Des avertissements pris au sérieux
« Contrairement à la première vague, il faut que les directions prennent au sérieux les avertissements et recommandations de leurs travailleurs et de leurs représentants pour pouvoir mettre en application plus rapidement les mesures à prendre afin de leur permettre de travailler en toute sécurité », croit pour sa part le président du Syndicat des travailleuses et travailleurs du CIUSSS du Nord-de-l’Île-de-Montréal (CSN), Alexandre Paquet. « Le plus alarmant dans tout ça, ajoute le président syndical, c’est que même à la veille d’une deuxième vague, nous n’apercevons aucun signe que cela va changer. »

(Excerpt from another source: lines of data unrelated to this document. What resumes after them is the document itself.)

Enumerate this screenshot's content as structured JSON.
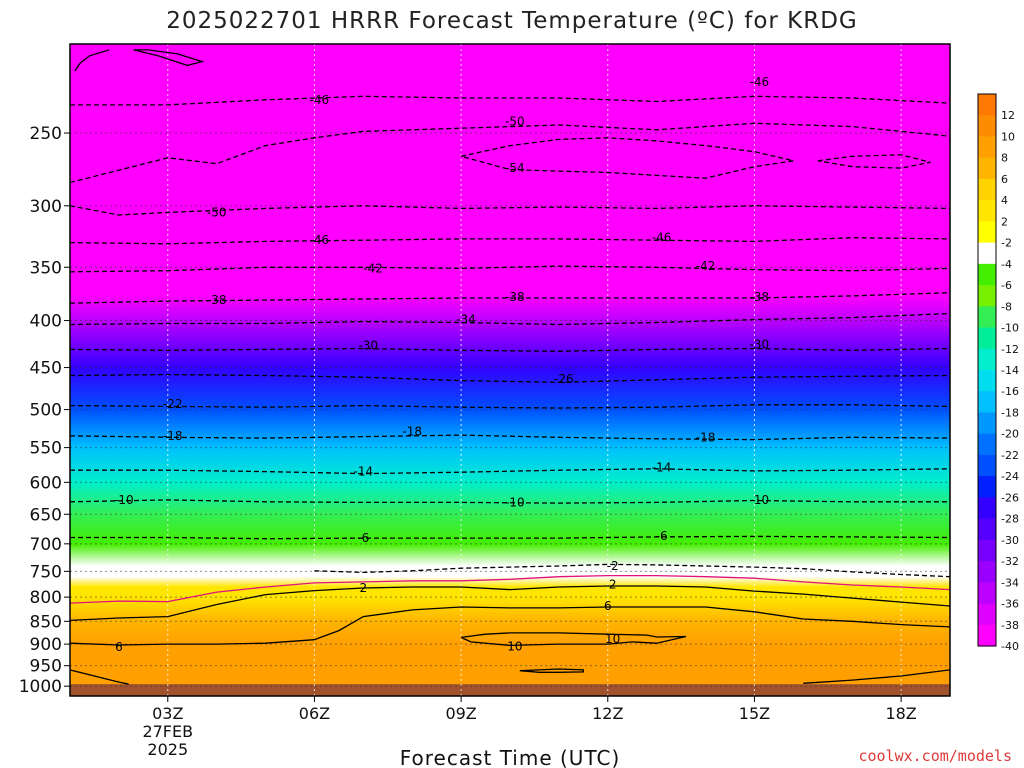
{
  "page": {
    "title": "2025022701 HRRR Forecast Temperature (ºC) for KRDG",
    "credit": "coolwx.com/models"
  },
  "chart_data": {
    "type": "heatmap",
    "title": "2025022701 HRRR Forecast Temperature (ºC) for KRDG",
    "xlabel": "Forecast Time (UTC)",
    "ylabel": "",
    "x_unit": "forecast hour",
    "xlim": [
      1,
      19
    ],
    "x_ticks": [
      {
        "hour": 3,
        "label": "03Z",
        "sub1": "27FEB",
        "sub2": "2025"
      },
      {
        "hour": 6,
        "label": "06Z",
        "sub1": "",
        "sub2": ""
      },
      {
        "hour": 9,
        "label": "09Z",
        "sub1": "",
        "sub2": ""
      },
      {
        "hour": 12,
        "label": "12Z",
        "sub1": "",
        "sub2": ""
      },
      {
        "hour": 15,
        "label": "15Z",
        "sub1": "",
        "sub2": ""
      },
      {
        "hour": 18,
        "label": "18Z",
        "sub1": "",
        "sub2": ""
      }
    ],
    "y_unit": "hPa",
    "y_scale": "log-pressure (inverted)",
    "ylim": [
      1025,
      200
    ],
    "y_ticks": [
      250,
      300,
      350,
      400,
      450,
      500,
      550,
      600,
      650,
      700,
      750,
      800,
      850,
      900,
      950,
      1000
    ],
    "y_tick_labels": [
      "250",
      "300",
      "350",
      "400",
      "450",
      "500",
      "550",
      "600",
      "650",
      "700",
      "750",
      "800",
      "850",
      "900",
      "950",
      "1000"
    ],
    "surface_pressure_hpa": 995,
    "surface_color": "#a0522d",
    "grid": "dotted at x and y ticks",
    "colorbar": {
      "position": "right",
      "labels": [
        "12",
        "10",
        "8",
        "6",
        "4",
        "2",
        "-2",
        "-4",
        "-6",
        "-8",
        "-10",
        "-12",
        "-14",
        "-16",
        "-18",
        "-20",
        "-22",
        "-24",
        "-26",
        "-28",
        "-30",
        "-32",
        "-34",
        "-36",
        "-38",
        "-40"
      ],
      "colors": [
        "#ff7800",
        "#ff8c00",
        "#ffa000",
        "#ffb400",
        "#ffd200",
        "#ffe600",
        "#ffff00",
        "#ffffff",
        "#44ee00",
        "#77f000",
        "#33ee55",
        "#00ee99",
        "#00eecc",
        "#00ddee",
        "#00c0ff",
        "#0098ff",
        "#0072ff",
        "#0050ff",
        "#0020ff",
        "#3300ff",
        "#5500ff",
        "#7700ff",
        "#9900ff",
        "#bb00ff",
        "#dd00ff",
        "#ff00ff"
      ]
    },
    "fill_profile": [
      {
        "p": 200,
        "t": -50
      },
      {
        "p": 250,
        "t": -50
      },
      {
        "p": 300,
        "t": -48
      },
      {
        "p": 350,
        "t": -42
      },
      {
        "p": 375,
        "t": -39
      },
      {
        "p": 400,
        "t": -35
      },
      {
        "p": 450,
        "t": -28
      },
      {
        "p": 500,
        "t": -23
      },
      {
        "p": 550,
        "t": -18
      },
      {
        "p": 600,
        "t": -14
      },
      {
        "p": 650,
        "t": -10
      },
      {
        "p": 700,
        "t": -6
      },
      {
        "p": 740,
        "t": -3
      },
      {
        "p": 760,
        "t": 0
      },
      {
        "p": 780,
        "t": 2
      },
      {
        "p": 800,
        "t": 3
      },
      {
        "p": 850,
        "t": 6
      },
      {
        "p": 900,
        "t": 9
      },
      {
        "p": 950,
        "t": 9
      },
      {
        "p": 1000,
        "t": 9
      }
    ],
    "contours": [
      {
        "level": "-46",
        "dashed": true,
        "color": "#000",
        "x": [
          1,
          3,
          5,
          7,
          9,
          11,
          13,
          15,
          17,
          19
        ],
        "p": [
          233,
          233,
          230,
          228,
          229,
          229,
          231,
          228,
          229,
          232
        ]
      },
      {
        "level": "-50",
        "dashed": true,
        "color": "#000",
        "x": [
          1,
          3,
          4,
          5,
          6,
          7,
          9,
          11,
          13,
          15,
          17,
          19
        ],
        "p": [
          283,
          266,
          270,
          258,
          253,
          249,
          247,
          245,
          248,
          244,
          246,
          252
        ]
      },
      {
        "level": "-54",
        "dashed": true,
        "color": "#000",
        "x": [
          9,
          10,
          11,
          12,
          13,
          14,
          15,
          15.8,
          15,
          14,
          13,
          12,
          11,
          10,
          9
        ],
        "p": [
          265,
          258,
          254,
          253,
          255,
          258,
          262,
          268,
          272,
          280,
          278,
          276,
          275,
          274,
          265
        ]
      },
      {
        "level": "-54",
        "dashed": true,
        "color": "#000",
        "x": [
          16.3,
          17,
          18,
          18.6,
          18,
          17,
          16.3
        ],
        "p": [
          268,
          265,
          264,
          269,
          273,
          272,
          268
        ]
      },
      {
        "level": "-50",
        "dashed": true,
        "color": "#000",
        "x": [
          1,
          2,
          3,
          5,
          7,
          9,
          11,
          13,
          15,
          17,
          19
        ],
        "p": [
          300,
          307,
          305,
          302,
          300,
          302,
          301,
          302,
          300,
          301,
          302
        ]
      },
      {
        "level": "-46",
        "dashed": true,
        "color": "#000",
        "x": [
          1,
          3,
          5,
          7,
          9,
          11,
          13,
          15,
          17,
          19
        ],
        "p": [
          329,
          330,
          328,
          327,
          326,
          326,
          327,
          328,
          325,
          326
        ]
      },
      {
        "level": "-42",
        "dashed": true,
        "color": "#000",
        "x": [
          1,
          3,
          5,
          7,
          9,
          11,
          13,
          15,
          17,
          19
        ],
        "p": [
          354,
          353,
          350,
          350,
          351,
          349,
          350,
          352,
          353,
          351
        ]
      },
      {
        "level": "-38",
        "dashed": true,
        "color": "#000",
        "x": [
          1,
          3,
          5,
          7,
          9,
          11,
          13,
          15,
          17,
          19
        ],
        "p": [
          383,
          381,
          380,
          379,
          378,
          378,
          378,
          378,
          376,
          373
        ]
      },
      {
        "level": "-34",
        "dashed": true,
        "color": "#000",
        "x": [
          1,
          3,
          5,
          7,
          9,
          11,
          13,
          15,
          17,
          19
        ],
        "p": [
          404,
          403,
          403,
          401,
          402,
          404,
          402,
          399,
          397,
          393
        ]
      },
      {
        "level": "-30",
        "dashed": true,
        "color": "#000",
        "x": [
          1,
          3,
          5,
          7,
          9,
          11,
          13,
          15,
          17,
          19
        ],
        "p": [
          430,
          431,
          430,
          429,
          431,
          432,
          430,
          429,
          431,
          429
        ]
      },
      {
        "level": "-26",
        "dashed": true,
        "color": "#000",
        "x": [
          1,
          3,
          5,
          7,
          9,
          11,
          13,
          15,
          17,
          19
        ],
        "p": [
          459,
          458,
          459,
          461,
          465,
          467,
          464,
          461,
          460,
          459
        ]
      },
      {
        "level": "-22",
        "dashed": true,
        "color": "#000",
        "x": [
          1,
          3,
          5,
          7,
          9,
          11,
          13,
          15,
          17,
          19
        ],
        "p": [
          495,
          496,
          497,
          495,
          497,
          498,
          497,
          494,
          494,
          496
        ]
      },
      {
        "level": "-18",
        "dashed": true,
        "color": "#000",
        "x": [
          1,
          3,
          5,
          7,
          9,
          11,
          13,
          15,
          17,
          19
        ],
        "p": [
          534,
          536,
          537,
          535,
          533,
          536,
          538,
          539,
          536,
          537
        ]
      },
      {
        "level": "-14",
        "dashed": true,
        "color": "#000",
        "x": [
          1,
          3,
          5,
          7,
          9,
          11,
          13,
          15,
          17,
          19
        ],
        "p": [
          582,
          582,
          584,
          587,
          585,
          582,
          580,
          583,
          582,
          580
        ]
      },
      {
        "level": "-10",
        "dashed": true,
        "color": "#000",
        "x": [
          1,
          3,
          5,
          7,
          9,
          11,
          13,
          15,
          17,
          19
        ],
        "p": [
          630,
          627,
          630,
          631,
          631,
          632,
          631,
          628,
          630,
          630
        ]
      },
      {
        "level": "-6",
        "dashed": true,
        "color": "#000",
        "x": [
          1,
          3,
          5,
          7,
          9,
          11,
          13,
          15,
          17,
          19
        ],
        "p": [
          689,
          689,
          691,
          690,
          690,
          690,
          688,
          687,
          688,
          689
        ]
      },
      {
        "level": "-2",
        "dashed": true,
        "color": "#000",
        "x": [
          6,
          7,
          8,
          9,
          10,
          11,
          12,
          13,
          14,
          15,
          16,
          17,
          18,
          19
        ],
        "p": [
          749,
          752,
          749,
          744,
          742,
          740,
          737,
          738,
          740,
          742,
          745,
          751,
          756,
          760
        ]
      },
      {
        "level": "0",
        "dashed": false,
        "color": "#e0137e",
        "x": [
          1,
          2,
          3,
          4,
          5,
          6,
          7,
          8,
          9,
          10,
          11,
          12,
          13,
          14,
          15,
          16,
          17,
          18,
          19
        ],
        "p": [
          812,
          808,
          809,
          790,
          780,
          772,
          770,
          768,
          768,
          765,
          760,
          758,
          758,
          760,
          763,
          770,
          776,
          780,
          785
        ]
      },
      {
        "level": "2",
        "dashed": false,
        "color": "#000",
        "x": [
          1,
          2,
          3,
          4,
          5,
          6,
          7,
          8,
          9,
          10,
          11,
          12,
          13,
          14,
          15,
          16,
          17,
          18,
          19
        ],
        "p": [
          848,
          843,
          840,
          815,
          795,
          787,
          782,
          780,
          780,
          785,
          780,
          778,
          778,
          780,
          788,
          794,
          802,
          810,
          818
        ]
      },
      {
        "level": "6",
        "dashed": false,
        "color": "#000",
        "x": [
          1,
          2,
          3,
          4,
          5,
          6,
          6.5,
          7,
          8,
          9,
          10,
          11,
          12,
          13,
          14,
          15,
          16,
          17,
          18,
          19
        ],
        "p": [
          898,
          902,
          900,
          900,
          898,
          890,
          870,
          840,
          826,
          820,
          822,
          822,
          820,
          820,
          820,
          830,
          845,
          850,
          857,
          862
        ]
      },
      {
        "level": "10",
        "dashed": false,
        "color": "#000",
        "x": [
          9,
          9.5,
          10,
          11,
          12,
          12.8,
          13,
          13.6,
          13,
          12.5,
          12,
          11,
          10,
          9.2,
          9
        ],
        "p": [
          885,
          878,
          875,
          875,
          878,
          880,
          884,
          883,
          898,
          895,
          900,
          900,
          903,
          895,
          885
        ]
      },
      {
        "level": "10",
        "dashed": false,
        "color": "#000",
        "x": [
          10.2,
          10.6,
          11,
          11.5,
          11.5,
          11,
          10.6,
          10.2
        ],
        "p": [
          962,
          960,
          958,
          960,
          965,
          966,
          966,
          962
        ]
      },
      {
        "level": "10",
        "dashed": false,
        "color": "#000",
        "x": [
          1,
          1.5,
          2,
          2.2
        ],
        "p": [
          960,
          975,
          990,
          995
        ]
      },
      {
        "level": "10",
        "dashed": false,
        "color": "#000",
        "x": [
          16,
          17,
          18,
          19
        ],
        "p": [
          993,
          985,
          975,
          960
        ]
      },
      {
        "level": "-50",
        "dashed": false,
        "color": "#000",
        "x": [
          1.1,
          1.2,
          1.4,
          1.8
        ],
        "p": [
          214,
          210,
          206,
          203
        ]
      },
      {
        "level": "-50",
        "dashed": false,
        "color": "#000",
        "x": [
          2.3,
          2.8,
          3.4,
          3.7,
          3.2,
          2.6,
          2.3
        ],
        "p": [
          203,
          206,
          211,
          209,
          205,
          203,
          203
        ]
      }
    ],
    "contour_labels": [
      {
        "text": "-46",
        "x": 6.1,
        "p": 230
      },
      {
        "text": "-46",
        "x": 15.1,
        "p": 220
      },
      {
        "text": "-50",
        "x": 10.1,
        "p": 243
      },
      {
        "text": "-54",
        "x": 10.1,
        "p": 273
      },
      {
        "text": "-50",
        "x": 4.0,
        "p": 305
      },
      {
        "text": "-46",
        "x": 6.1,
        "p": 327
      },
      {
        "text": "-46",
        "x": 13.1,
        "p": 325
      },
      {
        "text": "-42",
        "x": 7.2,
        "p": 351
      },
      {
        "text": "-42",
        "x": 14.0,
        "p": 349
      },
      {
        "text": "-38",
        "x": 4.0,
        "p": 380
      },
      {
        "text": "-38",
        "x": 10.1,
        "p": 377
      },
      {
        "text": "-38",
        "x": 15.1,
        "p": 377
      },
      {
        "text": "-34",
        "x": 9.1,
        "p": 399
      },
      {
        "text": "-30",
        "x": 7.1,
        "p": 426
      },
      {
        "text": "-30",
        "x": 15.1,
        "p": 425
      },
      {
        "text": "-26",
        "x": 11.1,
        "p": 463
      },
      {
        "text": "-22",
        "x": 3.1,
        "p": 493
      },
      {
        "text": "-18",
        "x": 3.1,
        "p": 534
      },
      {
        "text": "-18",
        "x": 8.0,
        "p": 528
      },
      {
        "text": "-18",
        "x": 14.0,
        "p": 536
      },
      {
        "text": "-14",
        "x": 7.0,
        "p": 584
      },
      {
        "text": "-14",
        "x": 13.1,
        "p": 578
      },
      {
        "text": "-10",
        "x": 2.1,
        "p": 627
      },
      {
        "text": "-10",
        "x": 10.1,
        "p": 631
      },
      {
        "text": "-10",
        "x": 15.1,
        "p": 627
      },
      {
        "text": "-6",
        "x": 7.0,
        "p": 690
      },
      {
        "text": "-6",
        "x": 13.1,
        "p": 686
      },
      {
        "text": "-6",
        "x": 19.1,
        "p": 688
      },
      {
        "text": "-2",
        "x": 12.1,
        "p": 740
      },
      {
        "text": "2",
        "x": 7.0,
        "p": 782
      },
      {
        "text": "2",
        "x": 12.1,
        "p": 775
      },
      {
        "text": "6",
        "x": 2.0,
        "p": 906
      },
      {
        "text": "6",
        "x": 12.0,
        "p": 818
      },
      {
        "text": "10",
        "x": 10.1,
        "p": 905
      },
      {
        "text": "10",
        "x": 12.1,
        "p": 888
      }
    ]
  }
}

Prêt pour une deuxième vague
Six mois plus tard, le CHSLD Berthiaume-Du Tremblay est prêt à affronter une seconde vague. Il y a des stocks suffisants de matériel de protection. Les zones froides et chaudes sont bien définies. « Mais je dirais que le personnel est fragile, raconte la chef d’unité Isabelle Comte. Malgré les vacances d’été, il est très fatigué de la première vague. »
Sensibiliser les gens
« On a encore plein de points d’interrogation. Tu en veux au système et, en même temps, tu te sens responsable parce que tu as accepté qu’elle soit placée. Je ne souhaite ça à personne. Quand ça t’a touché de près, tu te rends compte de l’impact que ça a. J’espère que notre histoire va aider à sensibiliser les gens », dit Claire Larocque, dont la mère, Claire Vincent, est morte en CHSLD le 29 avril.